On appeal, the majority opinion decided that the government had failed to prove that the defendants had intended to obtain bank property, and that the obtaining of bank property occurred by means of false or fraudulent pretenses, representations, or promises.  It stated that the government’s argument that the Court “should regard the mortgage companies as banks because each of them is a wholly owned subsidiary of a bank” was “nearly frivolous.”

The majority opinion also found that the government offered no evidence ”that either of the parent banks funded the loans at issue and that the defendants were aware of such funding.”  It rejected the argument that the parent banks had custody or control of their subsidiary mortgage companies’ funds.  It held that the government failed to prove “that the defendants sought to obtain bank property ‘by means of’ a misrepresentation.”  Since the government’s argument on the bank-fraud conspiracy count under section 1349 was “derivative of its arguments as to the sufficiency of the evidence under § 1344,” the majority stated, it failed “for the same reasons.”
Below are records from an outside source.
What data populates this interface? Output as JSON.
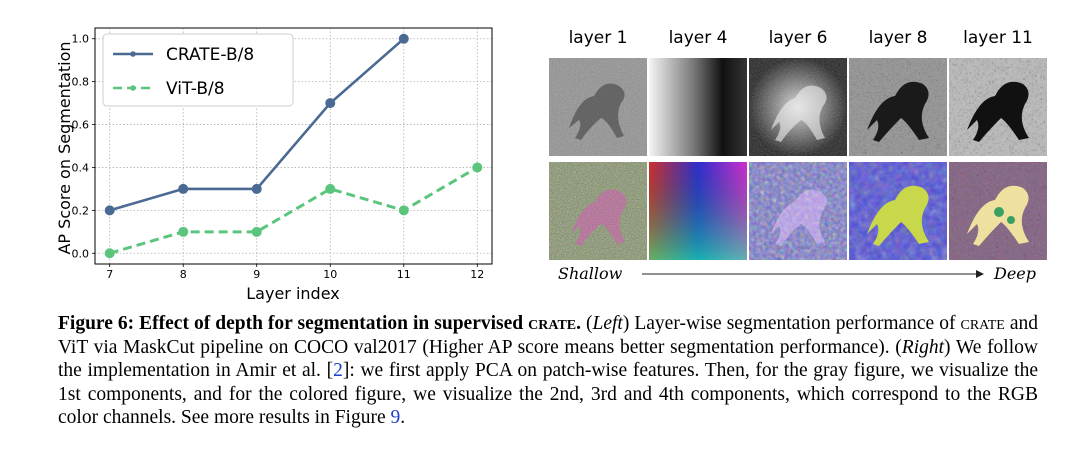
{
  "chart_data": {
    "type": "line",
    "x": [
      7,
      8,
      9,
      10,
      11,
      12
    ],
    "xlabel": "Layer index",
    "ylabel": "AP Score on Segmentation",
    "ylim": [
      0.0,
      1.0
    ],
    "yticks": [
      "0.0",
      "0.2",
      "0.4",
      "0.6",
      "0.8",
      "1.0"
    ],
    "xticks": [
      "7",
      "8",
      "9",
      "10",
      "11",
      "12"
    ],
    "grid": true,
    "legend_position": "top-left",
    "series": [
      {
        "name": "CRATE-B/8",
        "x": [
          7,
          8,
          9,
          10,
          11
        ],
        "values": [
          0.2,
          0.3,
          0.3,
          0.7,
          1.0
        ],
        "color": "#4a6a94",
        "style": "solid"
      },
      {
        "name": "ViT-B/8",
        "x": [
          7,
          8,
          9,
          10,
          11,
          12
        ],
        "values": [
          0.0,
          0.1,
          0.1,
          0.3,
          0.2,
          0.4
        ],
        "color": "#5cc57d",
        "style": "dashed"
      }
    ]
  },
  "figure": {
    "layers": [
      "layer 1",
      "layer 4",
      "layer 6",
      "layer 8",
      "layer 11"
    ],
    "shallow_label": "Shallow",
    "deep_label": "Deep"
  },
  "caption": {
    "fig_label": "Figure 6: Effect of depth for segmentation in supervised ",
    "fig_crate": "crate",
    "fig_dot": ".",
    "p1": " (",
    "left": "Left",
    "p2": ") Layer-wise segmentation performance of ",
    "crate2": "crate",
    "p3": " and ViT via MaskCut pipeline on COCO val2017 (Higher AP score means better segmentation performance). (",
    "right": "Right",
    "p4": ") We follow the implementation in Amir et al. [",
    "cite1": "2",
    "p5": "]: we first apply PCA on patch-wise features. Then, for the gray figure, we visualize the 1st components, and for the colored figure, we visualize the 2nd, 3rd and 4th components, which correspond to the RGB color channels. See more results in Figure ",
    "cite2": "9",
    "p6": "."
  }
}
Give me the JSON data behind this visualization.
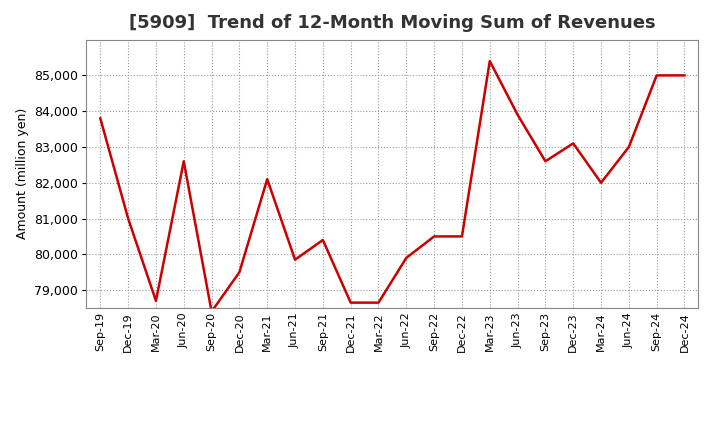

Note: This decision may be of interest to financial-institution fraud compliance teams for two reasons.  The first is that on its face, the case appears to involve a simple classic mistake that federal prosecutors have made in a number of cases over the years: i.e., failure to present evidence proving that the entity from which a defendant sought to obtain funds was a federally insured financial institution.  Unless the parties stipulate to federal jurisdiction in a bank-fraud prosecution (see United States v. Branch, 46 F.3d 440 (5th Cir. 1995)), prosecutors must adduce evidence sufficient to prove that element beyond a reasonable doubt, like all other elements of a federal criminal case.

The government is free to choose to prove that element with one or more forms of evidence (see, e.g., United States v. Stergios, 659 F.3d 127, 131-32 (1st Cir. 2011).  But it must use at least one.   For that reason, a financial institution that was the target of a fraud scheme should be prepared, when federal prosecutors obtain an indictment of one or more defendants connected with the scheme, to identify a suitable representative who can testify at trial if necessary about its insured status.

The second is that the panel’s declaration that the government had “charged the defendants with the wrong crimes” is, on its face, both inaccurate, given the facts of this case, and inappropriate for a federal court to make.  By the majority’s own reasoning, the indictment charged the defendants with federal crimes that, had the prosecutors presented affirmative evidence as to all elements of those crimes, would likely have resulted in conviction.  By referring to “the wrong crimes,” however, the majority’s statement implies that the Court had in mind some other federal crimes that it considered the “right crimes.”

It is no part of the judicial function to opine on whether particular crimes are the “right crimes” or “wrong crimes” for prosecutors to charge.  For that reason, neither phrase should be part of the vocabulary for judicial opinion-writing.